Some sequences of the FOTR have a striking quality similar to a painting. Just occassionaly the camera holds on an image and covers tremendous ground in terms of understanding of the character. One such image is Frodo at Amon Hen.
We see Frodo spent, resting on the eye of a fallen statue. The image is framed in such a way to make a number of points:
~ we are reminded of the opening sequence of the film. Frodo at ease in the comfy life of the shire, resting on a green tree reading, full of the energy of the springtime.
All the time in the world. A party is even in the air. Above, in the image of Amon Hen, we catch up with Frodo at the breaking of the fellowship. We see how far Frodo has come. Here he is exhausted, almost forlorn in a hard, stony cold place. The tones around him are not green but greyish. The surround is autumnal, stark. The little green growth of grass sticking out from the head slightly above the figure seems almost a mocking reference to the shire. From the familiarity of the round doors of Bag End to this stony cold eye. From this one image we see the distance Frodo has covered since the Shire. Alone, tired and we wonder even if the hero is beyond recovering. Though the figure is motionless we know at once that he has come a long long way.

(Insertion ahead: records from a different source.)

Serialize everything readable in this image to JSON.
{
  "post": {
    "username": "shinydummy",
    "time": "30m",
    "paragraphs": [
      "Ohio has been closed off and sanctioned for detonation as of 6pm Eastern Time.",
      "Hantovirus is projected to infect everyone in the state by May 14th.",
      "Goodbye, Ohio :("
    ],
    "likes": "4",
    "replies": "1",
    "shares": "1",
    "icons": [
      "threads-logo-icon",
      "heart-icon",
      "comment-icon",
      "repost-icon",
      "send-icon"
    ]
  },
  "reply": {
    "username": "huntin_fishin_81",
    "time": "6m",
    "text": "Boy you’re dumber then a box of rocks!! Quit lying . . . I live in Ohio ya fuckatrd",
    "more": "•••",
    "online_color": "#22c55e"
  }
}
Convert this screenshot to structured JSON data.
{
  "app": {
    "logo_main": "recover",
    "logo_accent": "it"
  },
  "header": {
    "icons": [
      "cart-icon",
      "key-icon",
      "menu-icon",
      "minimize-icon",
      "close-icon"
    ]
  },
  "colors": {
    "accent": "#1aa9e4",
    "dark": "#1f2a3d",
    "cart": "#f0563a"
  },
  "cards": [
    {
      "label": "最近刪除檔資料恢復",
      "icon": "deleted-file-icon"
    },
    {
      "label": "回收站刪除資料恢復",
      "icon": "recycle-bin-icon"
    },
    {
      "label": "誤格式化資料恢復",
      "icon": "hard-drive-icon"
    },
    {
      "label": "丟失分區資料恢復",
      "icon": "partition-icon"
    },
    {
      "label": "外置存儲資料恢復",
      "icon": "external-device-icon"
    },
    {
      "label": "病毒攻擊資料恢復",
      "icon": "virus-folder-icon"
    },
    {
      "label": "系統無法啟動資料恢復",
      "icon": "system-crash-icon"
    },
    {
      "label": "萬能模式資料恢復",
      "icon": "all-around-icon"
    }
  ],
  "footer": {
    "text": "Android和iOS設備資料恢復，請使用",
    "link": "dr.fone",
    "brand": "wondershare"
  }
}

~the little figure rests in the eye. This is Frodo alone with his fate. The eye reminds us of the eye of Sauron. The eye surrounds Frodo as the lidless eye of the dark Lord tries to do. Destiny surrounds the halfling. So we can see that Frodo is drawing nearer to his fate and it tells us he is going there alone.
~the figure is arranged like a tear in the eye. If we rotate the image we can see Frodo’s body is almost like a newly formed tear. There is a reminder here of the tears when Arwen gave her grace at Bruinen, of the tear held in Frodo’s eye after Gandalf’s fall (again Frodo was framed alone) and the lone tear that will come when Frodo determines to continue the quest alone.